There is such an abundance of info I've been distracted and confused daily during the past 3 months from my goal-with matters and concepts such as the following: Which entity: C Corp, LLC or a trust to invest through? Which state for my entity-CA? WY? NV? DE? MA? WhIch type of trust or LLC? Revocable trust? Land trust? Series LLC? Separate LLC for each note in the state it's located in? Separate trust for each note? Make the LLC the trustee of the trust? Make the LLC the beneficiary of the trust? A separate bank account for each note? Whew! No two half hour or hour long advisory consultations with professionals have been the same (Anderson, Fortune Builders, M2, Royal, Note Assistance Program, Robert Hall Tax Advisors, EquityTrust, note funds, nite crowdfunding and individual note mentor/investors).
Just a quick and dirty adding of the costs I've been told about but not spent so far would use about $13,000 of my $22,000 note investment stake before I even pop urchade a note.
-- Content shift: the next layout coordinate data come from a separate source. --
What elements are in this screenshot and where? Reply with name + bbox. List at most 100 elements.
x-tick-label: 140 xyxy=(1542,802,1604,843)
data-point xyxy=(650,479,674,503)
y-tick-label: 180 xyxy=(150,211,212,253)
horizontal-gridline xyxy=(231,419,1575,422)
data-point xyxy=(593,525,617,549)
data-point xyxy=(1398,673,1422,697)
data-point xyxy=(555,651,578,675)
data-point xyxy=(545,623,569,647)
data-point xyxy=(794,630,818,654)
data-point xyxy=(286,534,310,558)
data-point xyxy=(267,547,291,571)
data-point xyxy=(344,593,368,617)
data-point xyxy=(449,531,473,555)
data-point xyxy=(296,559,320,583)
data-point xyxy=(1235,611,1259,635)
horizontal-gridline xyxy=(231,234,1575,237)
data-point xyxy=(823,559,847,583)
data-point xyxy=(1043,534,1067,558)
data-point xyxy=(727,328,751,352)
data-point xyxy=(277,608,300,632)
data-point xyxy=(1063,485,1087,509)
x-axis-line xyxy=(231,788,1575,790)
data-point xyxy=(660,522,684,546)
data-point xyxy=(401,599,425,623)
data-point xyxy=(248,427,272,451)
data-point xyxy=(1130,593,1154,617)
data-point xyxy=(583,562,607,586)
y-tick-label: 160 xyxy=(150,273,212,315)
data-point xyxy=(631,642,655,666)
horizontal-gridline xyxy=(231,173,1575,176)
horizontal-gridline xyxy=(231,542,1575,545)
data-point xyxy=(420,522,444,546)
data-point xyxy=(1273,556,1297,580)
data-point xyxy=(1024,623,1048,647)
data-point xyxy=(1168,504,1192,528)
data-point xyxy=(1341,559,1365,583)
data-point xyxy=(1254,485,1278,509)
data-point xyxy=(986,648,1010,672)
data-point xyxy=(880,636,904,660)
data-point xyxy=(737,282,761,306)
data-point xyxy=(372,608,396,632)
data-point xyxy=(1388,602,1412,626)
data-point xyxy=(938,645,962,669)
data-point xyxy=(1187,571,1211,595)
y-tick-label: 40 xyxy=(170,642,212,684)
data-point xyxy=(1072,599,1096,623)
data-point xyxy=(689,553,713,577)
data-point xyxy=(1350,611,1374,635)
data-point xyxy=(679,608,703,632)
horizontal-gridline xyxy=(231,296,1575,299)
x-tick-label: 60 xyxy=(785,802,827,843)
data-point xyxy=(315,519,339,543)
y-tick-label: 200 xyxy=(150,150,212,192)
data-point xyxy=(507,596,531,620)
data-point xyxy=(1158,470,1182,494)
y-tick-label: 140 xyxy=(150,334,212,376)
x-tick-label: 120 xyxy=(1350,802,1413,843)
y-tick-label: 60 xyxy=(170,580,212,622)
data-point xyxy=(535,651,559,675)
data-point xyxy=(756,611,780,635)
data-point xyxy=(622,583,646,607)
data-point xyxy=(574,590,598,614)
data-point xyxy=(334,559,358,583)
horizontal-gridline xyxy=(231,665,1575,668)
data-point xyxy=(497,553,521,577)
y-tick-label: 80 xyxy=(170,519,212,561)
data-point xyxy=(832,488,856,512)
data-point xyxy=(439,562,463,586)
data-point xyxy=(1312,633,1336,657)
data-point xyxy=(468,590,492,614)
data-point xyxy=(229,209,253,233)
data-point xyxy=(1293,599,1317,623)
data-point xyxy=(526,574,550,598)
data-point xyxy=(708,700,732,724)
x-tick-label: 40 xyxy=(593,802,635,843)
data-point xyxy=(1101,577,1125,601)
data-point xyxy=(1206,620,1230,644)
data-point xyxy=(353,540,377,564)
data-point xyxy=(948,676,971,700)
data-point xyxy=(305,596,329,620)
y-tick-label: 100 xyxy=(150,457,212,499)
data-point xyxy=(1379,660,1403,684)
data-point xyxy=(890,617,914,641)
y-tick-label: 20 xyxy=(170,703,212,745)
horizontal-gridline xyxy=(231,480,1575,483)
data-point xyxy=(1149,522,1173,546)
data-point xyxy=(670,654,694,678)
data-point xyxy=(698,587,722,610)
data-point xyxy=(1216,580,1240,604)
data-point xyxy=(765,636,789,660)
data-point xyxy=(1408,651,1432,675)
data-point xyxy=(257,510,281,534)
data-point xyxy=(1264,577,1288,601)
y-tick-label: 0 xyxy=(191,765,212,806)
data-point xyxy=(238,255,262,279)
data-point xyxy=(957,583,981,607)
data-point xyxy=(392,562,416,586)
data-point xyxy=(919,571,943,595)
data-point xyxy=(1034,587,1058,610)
On what you ask? Consider the following: consultation fees (for "next level", customized business set-up ($149 to $479), entity costs ($600 each for a CA trust and CA LLC with a bare bones firm to $5,750+ for a multi-state C Corp / LLC / Trust set-up) at a full-service legal, accounting and business advisor firm, reserves for ongoing entity maintenance costs, transaction costs and fees, CA franchise tax, service providers (regIstered agents, P.O. box, note servicer, note PMI and title insurance, possible legal fees for loan workout or foreclosure letters fee from lawyer if NPN defaults, 2-day note training seminar of $3,500-$7,000 and miscellaneous costs (transportation to meetings or meals at all day semnars, books, due diligence "boots on the ground" fee for researcher of properties for OOS notes.
I'd roughly have only about $7,000 left to purchase a partial note or to partner on a JV deal.
I'll have an ongoing $1,000 to invest each month and prefer to avoid borrowing. As it is NOT earned income, I can't use a SDIRA.
After the info I've learned from reading this thread, purchasing performing notes as an INVESTOR imakes more sense for my goals for passive, sready income rather than creating a business buying NPN's. My purpose for the note ernings will be to supplement retirement income.
Any comments are welcome. ESPECIALLY regarding what entity (ies) and where and note-friendly professional: lawyer, CPA?
Also, an investor group focused on performing notes in Southern CA.
Thank you in advance for your insight and wisdom.